For My Father is the June 2010 foreign film DVD release from Film Movement. Film Movement means excellent, original, and unusual films. This is of course the case for this 2008 production from Israel. For My Father is so many things it is impossible to pigeonhole it as a love story, human drama, or social drama.
Two men pick up a twenty-something Palestinian named Tarek, set him up with an explosive device, and drop him off in Tel Aviv where he is to blow himself up in a busy street market. Through a series of circumstances, Tarek meets Keren, a twenty-something Jewish girl shunned by her family who operates a little convenience store, and befriends Katz, a Romanian Jew who runs an electronics store.
As For My Father progresses you get to discover a little more about each character and the origins of each character's pain.
This foreign film DVD works in part because everything is so mundane. This in part supports the idea that all these people are not that different after all. Tarek's family, Keren's family, Katz' family are all connected fillialy.

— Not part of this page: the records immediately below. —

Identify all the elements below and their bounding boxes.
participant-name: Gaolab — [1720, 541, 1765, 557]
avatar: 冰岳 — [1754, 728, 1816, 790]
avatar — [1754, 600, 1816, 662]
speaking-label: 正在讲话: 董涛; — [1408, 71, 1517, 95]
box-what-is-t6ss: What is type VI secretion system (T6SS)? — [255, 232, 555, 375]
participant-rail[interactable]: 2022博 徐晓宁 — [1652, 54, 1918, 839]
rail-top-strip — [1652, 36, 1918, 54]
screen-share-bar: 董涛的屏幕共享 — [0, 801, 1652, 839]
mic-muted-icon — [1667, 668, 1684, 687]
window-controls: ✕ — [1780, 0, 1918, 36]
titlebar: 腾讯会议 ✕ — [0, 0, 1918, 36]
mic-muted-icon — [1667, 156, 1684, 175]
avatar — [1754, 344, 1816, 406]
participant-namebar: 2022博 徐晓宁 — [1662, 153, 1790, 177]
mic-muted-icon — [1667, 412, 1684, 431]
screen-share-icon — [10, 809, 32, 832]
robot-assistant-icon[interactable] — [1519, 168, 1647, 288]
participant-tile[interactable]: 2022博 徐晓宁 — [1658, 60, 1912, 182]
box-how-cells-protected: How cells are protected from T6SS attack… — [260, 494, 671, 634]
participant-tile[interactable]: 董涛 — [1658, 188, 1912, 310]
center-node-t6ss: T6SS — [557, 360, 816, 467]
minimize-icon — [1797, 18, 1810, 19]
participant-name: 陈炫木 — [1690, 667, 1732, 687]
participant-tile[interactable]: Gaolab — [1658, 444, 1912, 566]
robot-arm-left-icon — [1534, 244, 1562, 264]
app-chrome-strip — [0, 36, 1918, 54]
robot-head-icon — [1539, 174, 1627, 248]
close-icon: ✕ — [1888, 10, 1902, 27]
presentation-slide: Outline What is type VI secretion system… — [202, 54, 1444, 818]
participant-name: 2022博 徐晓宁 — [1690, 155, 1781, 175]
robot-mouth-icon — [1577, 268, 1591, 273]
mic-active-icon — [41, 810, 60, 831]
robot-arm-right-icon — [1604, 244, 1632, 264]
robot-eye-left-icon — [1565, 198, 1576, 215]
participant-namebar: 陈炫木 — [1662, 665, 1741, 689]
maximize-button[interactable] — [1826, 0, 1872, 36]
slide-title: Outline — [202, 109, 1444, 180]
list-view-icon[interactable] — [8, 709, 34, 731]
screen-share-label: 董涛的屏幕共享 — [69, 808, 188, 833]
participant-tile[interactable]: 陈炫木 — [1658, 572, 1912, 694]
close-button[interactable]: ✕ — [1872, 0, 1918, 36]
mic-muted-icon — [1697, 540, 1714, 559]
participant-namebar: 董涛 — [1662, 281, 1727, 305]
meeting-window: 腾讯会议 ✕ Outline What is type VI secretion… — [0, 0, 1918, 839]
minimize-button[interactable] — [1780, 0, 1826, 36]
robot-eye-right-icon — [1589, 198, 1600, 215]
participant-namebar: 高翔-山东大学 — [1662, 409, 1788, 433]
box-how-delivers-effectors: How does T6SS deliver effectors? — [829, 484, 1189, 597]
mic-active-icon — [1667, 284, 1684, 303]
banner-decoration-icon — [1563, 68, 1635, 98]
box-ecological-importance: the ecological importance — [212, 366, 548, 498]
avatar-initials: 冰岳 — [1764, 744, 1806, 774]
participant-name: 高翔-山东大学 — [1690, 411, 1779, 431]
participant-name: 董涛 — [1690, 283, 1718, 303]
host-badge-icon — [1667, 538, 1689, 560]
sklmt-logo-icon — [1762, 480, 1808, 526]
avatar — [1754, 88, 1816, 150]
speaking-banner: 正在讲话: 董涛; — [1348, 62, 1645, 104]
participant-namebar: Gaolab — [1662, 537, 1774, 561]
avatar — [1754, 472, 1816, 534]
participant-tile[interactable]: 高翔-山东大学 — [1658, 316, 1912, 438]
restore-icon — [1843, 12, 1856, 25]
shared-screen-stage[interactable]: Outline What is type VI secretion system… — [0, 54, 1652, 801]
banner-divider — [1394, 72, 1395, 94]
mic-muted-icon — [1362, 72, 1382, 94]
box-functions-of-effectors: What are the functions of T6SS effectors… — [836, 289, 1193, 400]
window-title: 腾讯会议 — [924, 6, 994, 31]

It is difficult to reveal more about this Israeli film without revealing elements that are at its core.
Suffice to say this movie is not really about a suicide bomber. Even if you are a major foreign film fan, it certainly does not stories do not evolve how you might expect them to.
The short film included in this Film Movement DVD is Ali & The Ball, an Australian short directed by Alex Holmes. Like the main feature, it is excellent. A young boy living in a refugee camp befriends a young girl on the other side of the camp fence. The story involves knitting, a small soccer ball, and knitting needles. Again, you have to see Ali & the Ball to get how wonderful and sad it is.